Je voudrais avant tout vous remercier pour votre affection envers les personnes âgées, pour les nombreux discours que vous avez consacrés à leur défense. Ce ne sont pas des discours que l’on a l’habitude d’entendre. Ce qui domine, malheureusement, c’est la culture du rebut. Or l’âge de la vieillesse n’est pas l’âge du rebut. Je puis en témoigner. Quand j’ai commencé à vieillir, je ressentais la tristesse du déclin : les enfants étaient devenus grands, les petits-enfants avaient grandi... Les journées étaient longues et vides, peu d’engagements, peu de rencontres... Je me sentais un peu inutile. Il m’arrivait parfois de me tourner vers le passé avec nostalgie, regrettant le temps de ma jeunesse. C’est à ce moment précis, il y a plus de vingt ans, que j’ai rencontré la Communauté de Sant’Egidio.
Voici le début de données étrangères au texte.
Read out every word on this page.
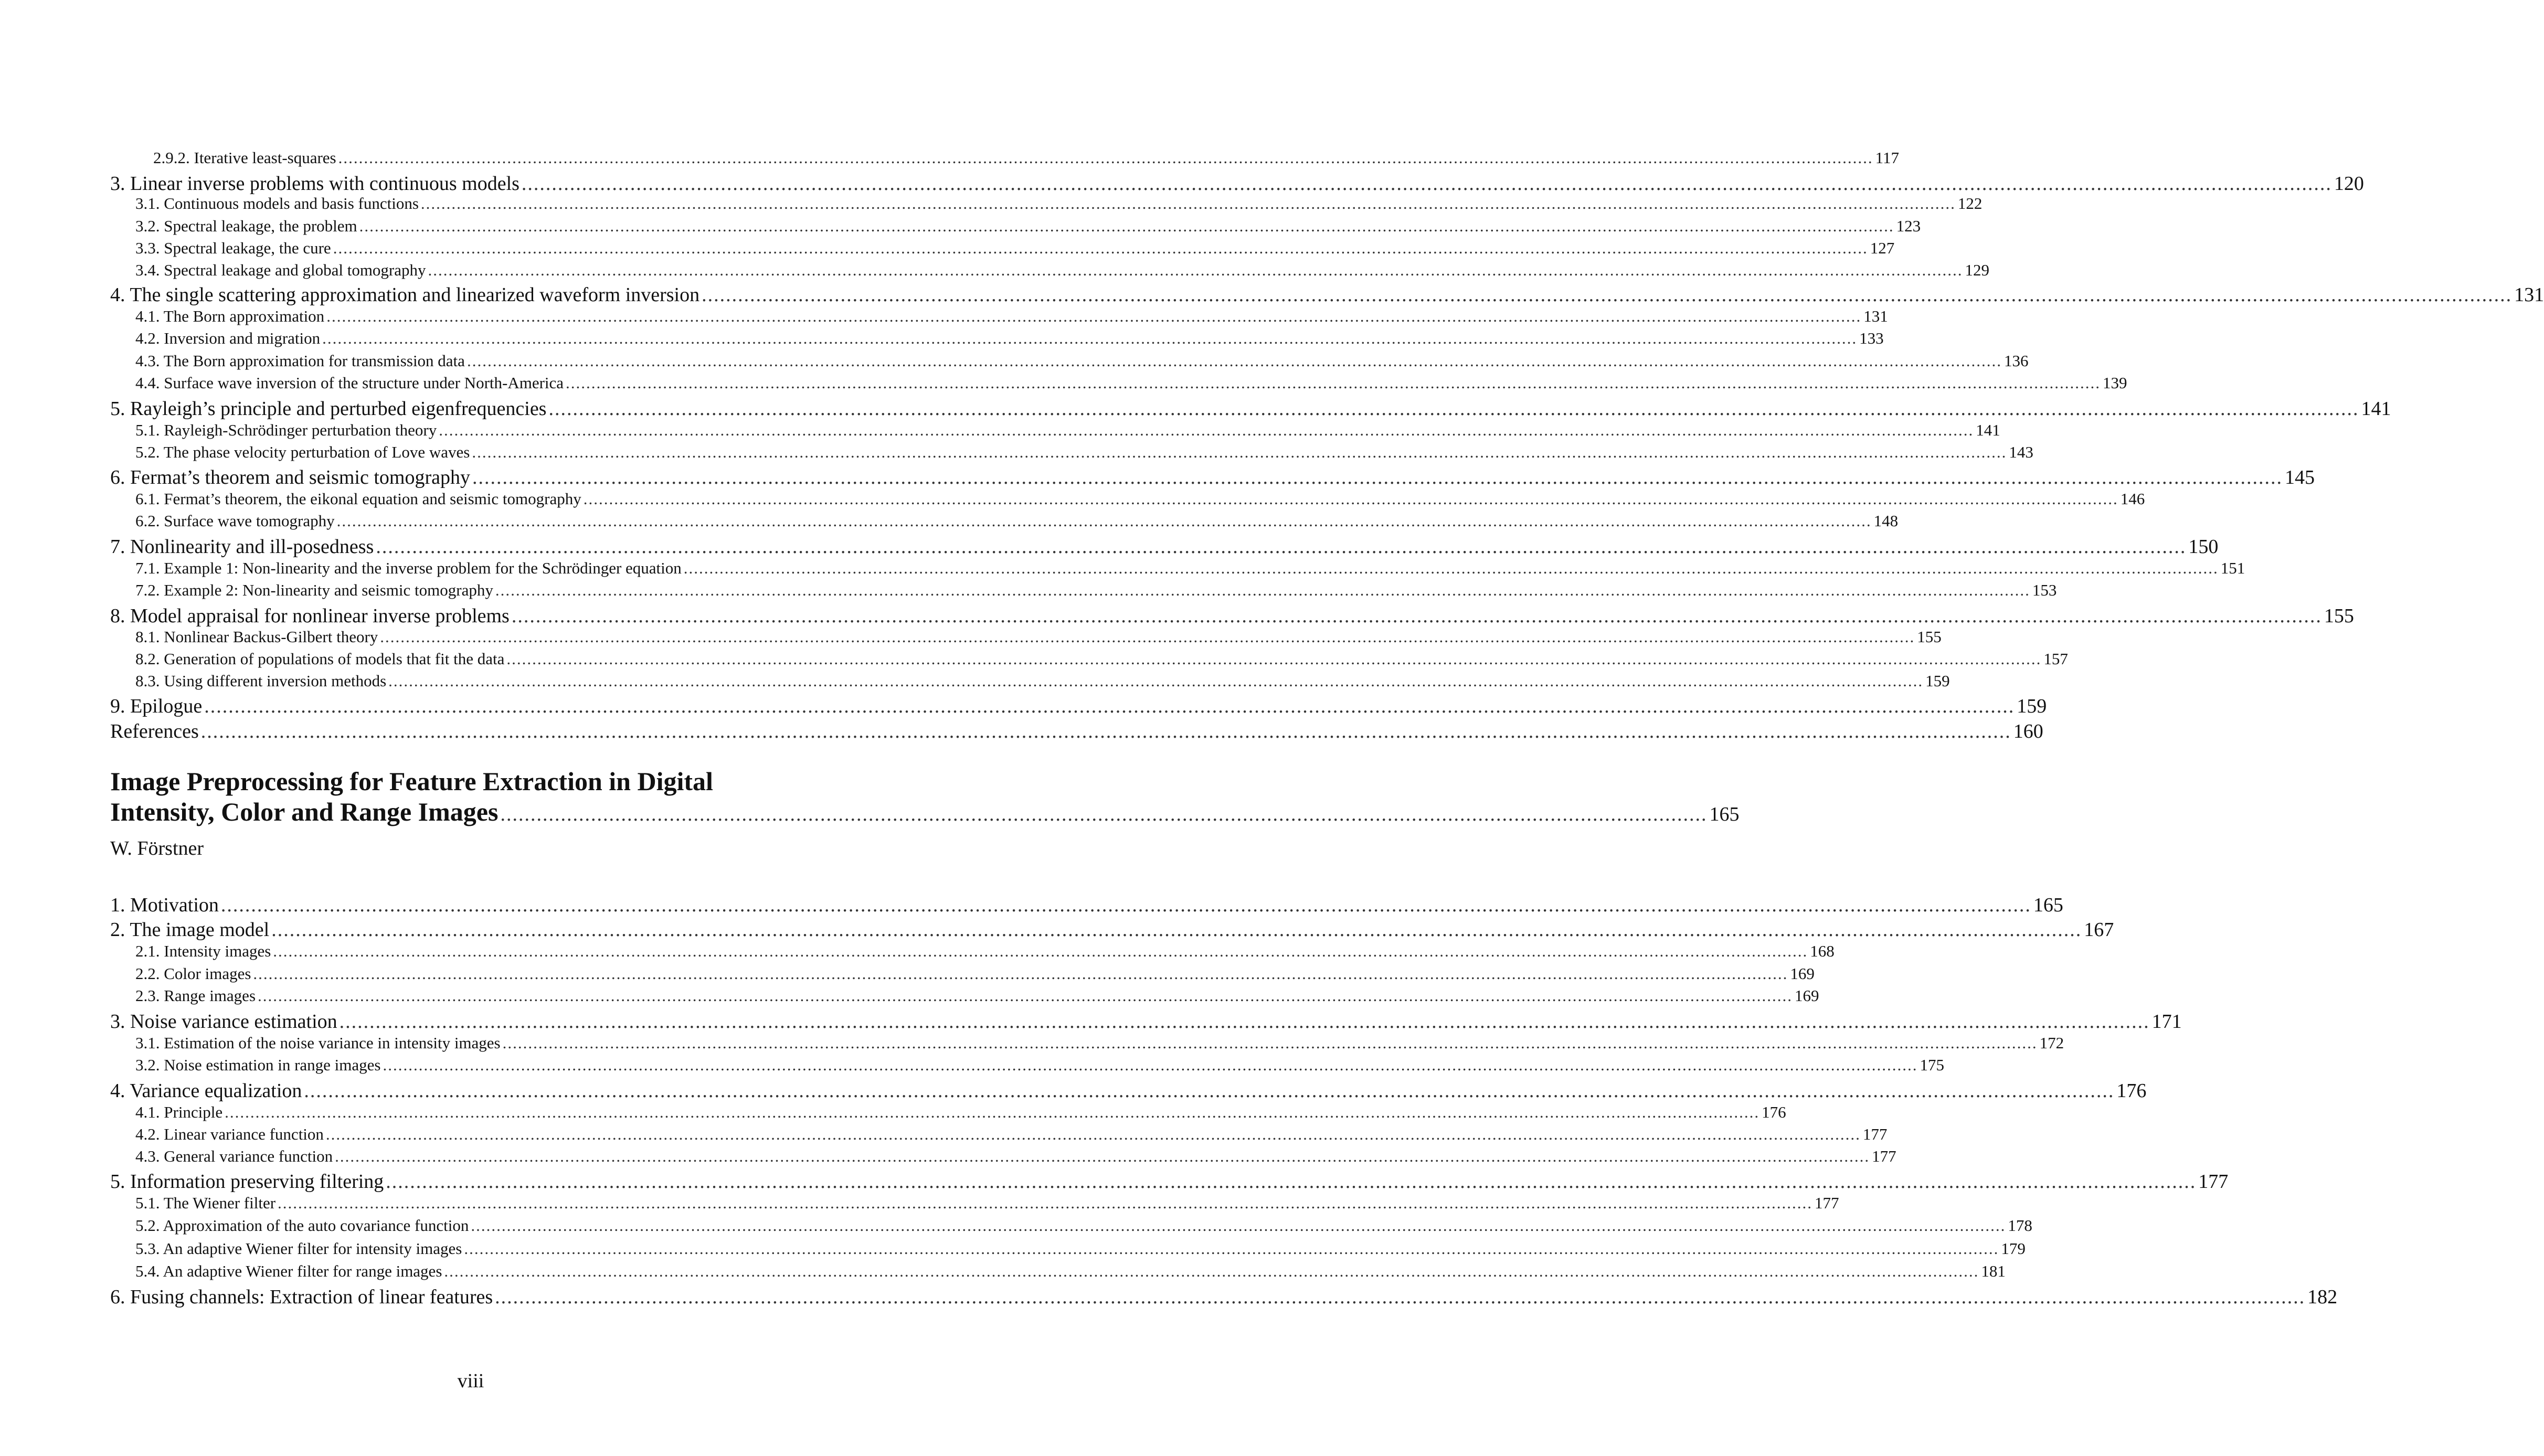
2.9.2. Iterative least-squares ............................................................................................................................................................................................................................................................................................................ 117
3. Linear inverse problems with continuous models ............................................................................................................................................................................................................................................................................................................ 120
3.1. Continuous models and basis functions ............................................................................................................................................................................................................................................................................................................ 122
3.2. Spectral leakage, the problem ............................................................................................................................................................................................................................................................................................................ 123
3.3. Spectral leakage, the cure ............................................................................................................................................................................................................................................................................................................ 127
3.4. Spectral leakage and global tomography ............................................................................................................................................................................................................................................................................................................ 129
4. The single scattering approximation and linearized waveform inversion ............................................................................................................................................................................................................................................................................................................ 131
4.1. The Born approximation ............................................................................................................................................................................................................................................................................................................ 131
4.2. Inversion and migration ............................................................................................................................................................................................................................................................................................................ 133
4.3. The Born approximation for transmission data ............................................................................................................................................................................................................................................................................................................ 136
4.4. Surface wave inversion of the structure under North-America ............................................................................................................................................................................................................................................................................................................ 139
5. Rayleigh’s principle and perturbed eigenfrequencies ............................................................................................................................................................................................................................................................................................................ 141
5.1. Rayleigh-Schrödinger perturbation theory ............................................................................................................................................................................................................................................................................................................ 141
5.2. The phase velocity perturbation of Love waves ............................................................................................................................................................................................................................................................................................................ 143
6. Fermat’s theorem and seismic tomography ............................................................................................................................................................................................................................................................................................................ 145
6.1. Fermat’s theorem, the eikonal equation and seismic tomography ............................................................................................................................................................................................................................................................................................................ 146
6.2. Surface wave tomography ............................................................................................................................................................................................................................................................................................................ 148
7. Nonlinearity and ill-posedness ............................................................................................................................................................................................................................................................................................................ 150
7.1. Example 1: Non-linearity and the inverse problem for the Schrödinger equation ............................................................................................................................................................................................................................................................................................................ 151
7.2. Example 2: Non-linearity and seismic tomography ............................................................................................................................................................................................................................................................................................................ 153
8. Model appraisal for nonlinear inverse problems ............................................................................................................................................................................................................................................................................................................ 155
8.1. Nonlinear Backus-Gilbert theory ............................................................................................................................................................................................................................................................................................................ 155
8.2. Generation of populations of models that fit the data ............................................................................................................................................................................................................................................................................................................ 157
8.3. Using different inversion methods ............................................................................................................................................................................................................................................................................................................ 159
9. Epilogue ............................................................................................................................................................................................................................................................................................................ 159
References ............................................................................................................................................................................................................................................................................................................ 160
Image Preprocessing for Feature Extraction in Digital
Intensity, Color and Range Images ........................................................................................................................................................................................................ 165
W. Förstner
1. Motivation ............................................................................................................................................................................................................................................................................................................ 165
2. The image model ............................................................................................................................................................................................................................................................................................................ 167
2.1. Intensity images ............................................................................................................................................................................................................................................................................................................ 168
2.2. Color images ............................................................................................................................................................................................................................................................................................................ 169
2.3. Range images ............................................................................................................................................................................................................................................................................................................ 169
3. Noise variance estimation ............................................................................................................................................................................................................................................................................................................ 171
3.1. Estimation of the noise variance in intensity images ............................................................................................................................................................................................................................................................................................................ 172
3.2. Noise estimation in range images ............................................................................................................................................................................................................................................................................................................ 175
4. Variance equalization ............................................................................................................................................................................................................................................................................................................ 176
4.1. Principle ............................................................................................................................................................................................................................................................................................................ 176
4.2. Linear variance function ............................................................................................................................................................................................................................................................................................................ 177
4.3. General variance function ............................................................................................................................................................................................................................................................................................................ 177
5. Information preserving filtering ............................................................................................................................................................................................................................................................................................................ 177
5.1. The Wiener filter ............................................................................................................................................................................................................................................................................................................ 177
5.2. Approximation of the auto covariance function ............................................................................................................................................................................................................................................................................................................ 178
5.3. An adaptive Wiener filter for intensity images ............................................................................................................................................................................................................................................................................................................ 179
5.4. An adaptive Wiener filter for range images ............................................................................................................................................................................................................................................................................................................ 181
6. Fusing channels: Extraction of linear features ............................................................................................................................................................................................................................................................................................................ 182
viii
J’ai commencé à aller rendre visite aux autres personnes âgées comme moi, placées en institut. Je n’avais jamais pensé à tous ceux qui sont obligés de finir leurs jours ainsi, loin de chez eux, oubliés. Je n’oublierai jamais la phrase d’une vieille dame : « Quel mal ai-je fait ? Pourquoi suis-je ici ? »

Combien de personnes âgées souffrent parce que personne, pas même l’Église, ne leur répond ! Même les prêtres les négligent. Depuis des années, chaque semaine, je prie avec elles. Beaucoup de personnes âgées se demandent : « A quoi sert ma vie désormais ? Ne suis-je qu’un poids ? »

La prière est notre service le plus important. Elle nous permet d’arriver loin, même quand nous ne parvenons plus à marcher seuls, de soutenir celui qui est malade, les pauvres, les prisonniers, les condamnés à mort, ceux qui sont en guerre. Dans la prière, même celui qui est très faible peut aider. Tout le monde a besoin de prier, même quand on ne le sait pas très clairement. Aujourd’hui, je suis une personne fragile ; j’ai besoin d’être accompagnée et aidée, je ne peux pas aller où je veux, comme avant. Mais je ne ressens pas cela comme une condamnation. J’ai appris, en tant que personne âgée, que la véritable condamnation, à tout âge, c’est de devoir marcher seul dans la vie.

Il y a aussi des jeunes qui viennent avec moi retrouver les personnes âgées en institut. Ils m’accompagnent et je les accompagne : quand ils ne savent pas bien comment faire, je leur donne quelques conseils… en tant que grand-mère, ou plutôt, arrière-grand-mère ! Rencontrer ceux qui sont plus pauvres m’a beaucoup aidée. Cela a rempli ma vie. Cela a également renforcé ma foi, parce que cela m’a fait mieux connaître Jésus. En effet, s’approcher des pauvres signifie véritablement toucher, comme vous l’avez dit, la chair du Christ.

En tant que personne âgée, je peux dire que je comprends mieux qu’hier le secret de la vie : « Il y a plus de joie à donner qu’à recevoir » (Actes 20, 35). C’est une vérité profonde qui nous explique pourquoi tant de fois nous sommes tristes : donner aux autres rend heureux.